How do you catch a killer? Why, you start by turning to a convenient photo of him staring longingly at the victim, of course. That’s the kind of gumshoeing we get in the A-list casted remake Secret in Their Eyes. An American adaptation of the wildly successful 2009 Argentine murder mystery is no surprise, given that El Secreto de Sus Ojos won an Oscar for Best Foreign Language Film. Director Billy Ray’s film (his third overall and his first since penning the script for Captain Phillips and co-writing The Hunger Games) has no shortage of Oscar-caliber talent, its leads played by Julia Roberts, Nicole Kidman and Chiwetel Ejiofor. Unfortunately, any artistic aspirations are dashed when this paint-by-numbers mystery unfolds far too easily and stoops to the most heavy-handed contrivances of genre fare.

Secret opens with a murder. A young woman’s body is found in a dumpster, stripped naked and scrubbed with bleach—inside and out, the film repeatedly points out—to destroy any DNA evidence from the preceding rape. The usual gallows humor candor among the investigators shatters when Ray (Ejiofor) takes a peek into the dumpster and realizes that the victim is the college-age daughter of Jess (Roberts), his FBI colleague who’s yukking it up only a few feet away. Soon Jess is in the dumpster too, contaminating the crime scene as she wails and cradles her murdered child. Back at the office Ray quickly spots a suspicious figure in a large photo taken at the bureau picnic, and he works with rising attorney Claire (Kidman) to form a strategy to capture the young man whose secretive eyes stare so longingly at Jess’s daughter.

That Ray can immediately spot the killer from a photo is, of course, preposterous, but that detail was lifted straight from the original film, based on a novel by Argentine author Eduardo Sacheri.
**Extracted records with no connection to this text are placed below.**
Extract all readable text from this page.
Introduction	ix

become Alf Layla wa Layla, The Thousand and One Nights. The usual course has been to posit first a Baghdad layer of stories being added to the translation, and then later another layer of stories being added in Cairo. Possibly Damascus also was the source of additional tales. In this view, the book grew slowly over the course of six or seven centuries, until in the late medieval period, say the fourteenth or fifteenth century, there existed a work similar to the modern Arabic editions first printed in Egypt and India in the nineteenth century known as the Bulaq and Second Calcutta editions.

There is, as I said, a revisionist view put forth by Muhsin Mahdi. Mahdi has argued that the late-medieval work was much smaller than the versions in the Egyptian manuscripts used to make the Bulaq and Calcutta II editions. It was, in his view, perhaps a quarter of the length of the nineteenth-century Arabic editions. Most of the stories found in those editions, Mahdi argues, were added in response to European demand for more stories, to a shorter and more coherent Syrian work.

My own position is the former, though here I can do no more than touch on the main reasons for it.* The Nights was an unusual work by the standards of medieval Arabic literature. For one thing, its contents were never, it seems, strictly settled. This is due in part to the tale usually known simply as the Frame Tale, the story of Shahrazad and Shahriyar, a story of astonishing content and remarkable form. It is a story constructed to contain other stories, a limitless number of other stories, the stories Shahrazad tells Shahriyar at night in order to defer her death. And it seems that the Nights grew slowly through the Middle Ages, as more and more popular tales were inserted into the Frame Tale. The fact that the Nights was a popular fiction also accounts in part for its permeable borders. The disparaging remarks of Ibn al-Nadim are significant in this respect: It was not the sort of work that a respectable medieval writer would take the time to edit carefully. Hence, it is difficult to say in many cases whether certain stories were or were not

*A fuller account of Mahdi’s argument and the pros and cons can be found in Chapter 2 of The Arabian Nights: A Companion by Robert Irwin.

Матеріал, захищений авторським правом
But the liberties taken by this remake push an already unlikely scenario way over the top. The film jumps back and forth between two timelines 13 years apart, helpfully demarcating the two periods by changes to the characters’ hair—Ray’s goes salt and pepper, Jess’s gets more dowdy, Claire’s gets shorter and wisecracking fellow investigator Bumpy’s (Dean Norris) disappears completely. These parallel storylines show us the feverish manhunt for the cocky suspect (Joe Cole) and the 13-years removed revisiting of the cold case when Ray (now a private sector security officer who continues to scour nearly 2,000 mugshots a night searching for one that matches the killer) happens upon that needle in the haystack.

The problem is that the entire film is Ray sticking his hand into haystacks and immediately pulling out needles. Besides the hunch he has about the convenient photo, the earlier timeline has Ray and Bumpy infiltrating the killer’s house without a warrant and lifting a comic book their suspect drew himself, only to deduce that the names used in it all somehow relate to former Los Angeles Dodgers players from the team’s golden era. Without any indication that the killer would be there, they head to a Dodgers game where they comb each row looking for him. Wouldn’t you know it, he’s there! He’s brought into custody and he denies everything, but Claire sexually taunts him into whipping out his dong, thereby proving that he must be a murderer. But head honcho Morales (Alfred Molina) pours cold water over the whole investigation because the killer just so happens to be a snitch from a local mosque that (this being 2002) can lead the bureau to a huge sleeper cell of al-Qaeda terrorists conspiring to attack Los Angeles.

One is left to wonder how, with all the pieces falling so easily into place, it took the obsessive Ray 13 years to once again track down the killer. But the present day timeline is packed full of happy coincidences as well (the suspect has a weird thing for thoroughbred horses so, boom, there he is petting one at the local race track). Meanwhile, Ray’s unrequited love for Claire (now a powerful district attorney) is revisited, and we get a hammy romantic sub-plot while an increasingly frumpy Jess seems to want nothing to do with Ray and Claire’s renewed interest in the case.

Even the far superior (but still flawed) Argentine original leans too heavily on a clever twist ending. That ending is repeated here, and it’s effective enough, but not worth sitting through the preceding 100 minutes. Changing the killer to an American Muslim is simply unfortunate, especially given the fever pitch of today’s venomous anti-Muslim rhetoric.

Secret showcases relatively strong acting performances (other than Roberts, who seems woefully miscast) that can do little to make the preposterous mystery plot compelling. As so often happens in films that rely on genre conventions above character development, the plot fuels all action and we don’t get a chance to see any of these characters as fleshed-out people. They are born in 2002, investigating a murder that’s forever scarred their lives, and they die as the credits roll in the present day. The problem is, if they’re going to exist solely to move a plot, Secret in Their Eyes gives them an awfully silly one.